Earlier, I was asked how I was coming along with my courses. My answer was as so enthusiastic as I would’ve liked it to be. I also find it incredibly uncomfortable when people as me what my “plans” are, for the future. Why is it uncomfortable? Because I don’t have an answer. I honestly have no clue of what I want to do with my life, but for some reason, I know where I want to end up. I want to live in peace, and I want to live happily with my two to four children, in a happy little town, with some hot husband to wake up to, every morning.

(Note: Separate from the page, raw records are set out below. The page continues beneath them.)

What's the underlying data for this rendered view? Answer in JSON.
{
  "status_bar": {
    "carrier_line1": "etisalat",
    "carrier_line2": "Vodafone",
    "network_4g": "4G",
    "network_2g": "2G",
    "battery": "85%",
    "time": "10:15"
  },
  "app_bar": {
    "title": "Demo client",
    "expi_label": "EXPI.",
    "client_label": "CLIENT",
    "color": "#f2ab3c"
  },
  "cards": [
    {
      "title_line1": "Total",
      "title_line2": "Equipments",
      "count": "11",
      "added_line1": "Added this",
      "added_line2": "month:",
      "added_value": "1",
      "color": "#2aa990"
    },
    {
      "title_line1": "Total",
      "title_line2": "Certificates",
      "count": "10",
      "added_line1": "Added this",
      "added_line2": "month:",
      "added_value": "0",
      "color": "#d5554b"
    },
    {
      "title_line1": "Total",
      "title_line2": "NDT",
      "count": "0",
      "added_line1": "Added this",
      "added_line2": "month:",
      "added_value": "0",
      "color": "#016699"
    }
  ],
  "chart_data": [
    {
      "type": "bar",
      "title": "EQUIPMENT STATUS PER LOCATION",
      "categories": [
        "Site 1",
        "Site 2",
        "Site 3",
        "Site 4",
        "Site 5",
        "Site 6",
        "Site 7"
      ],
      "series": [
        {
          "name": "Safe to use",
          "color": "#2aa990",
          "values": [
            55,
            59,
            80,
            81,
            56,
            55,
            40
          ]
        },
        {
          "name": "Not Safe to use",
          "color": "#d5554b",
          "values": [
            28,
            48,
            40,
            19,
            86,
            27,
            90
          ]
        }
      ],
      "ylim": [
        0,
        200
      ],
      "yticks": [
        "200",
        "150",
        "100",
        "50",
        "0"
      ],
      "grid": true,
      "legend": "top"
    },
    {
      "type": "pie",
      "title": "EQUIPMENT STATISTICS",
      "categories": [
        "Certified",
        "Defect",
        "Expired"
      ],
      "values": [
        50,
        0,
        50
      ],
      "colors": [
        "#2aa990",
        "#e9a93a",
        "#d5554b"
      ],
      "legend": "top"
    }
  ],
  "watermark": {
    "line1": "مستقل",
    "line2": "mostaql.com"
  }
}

I have always highly disliked the idea of school. I don’t think I’ve ever been 100% motivated by it. But as I get older, I realize that when I’m actually happy doing something, I can be motivated enough, therefore putting in the most effort. When I finished high school, I wasn’t ready to go straight to university. I opted for a slower paced approached, and I think it’s beginning to takes it toll on me. I feel so uninspired, uninterested and am honestly about to go crazy. I’m so ready to be around people, because I am definitely great with them, and I’m ready to experience life.
I’d rather go to a university with diversity and the space to grow and learn, than be stuck in the house 24/7. And not just any university, but one far away from here. I want to travel, and totally submerge myself in a completely different environment. And who knows…. maybe I will figure what I like, and will go that route, but I won’t figure it out this way. I know this for sure. At times, I just want to drop out of what I’m doing now, and start over. Or, finish my current courses, and pick up from a new direction. If only if it were that easy.
Hopefully, one of these days I will be able to go away to a great university, in a really cool place with different people, get a degree in the Arts, and who knows after that. :) But at least I would have created a good foundation for myself. But now, I think it’ll be a good idea to take the time to come up with a starting plan, and when the opportunity comes, I’ll finally be able to breakaway.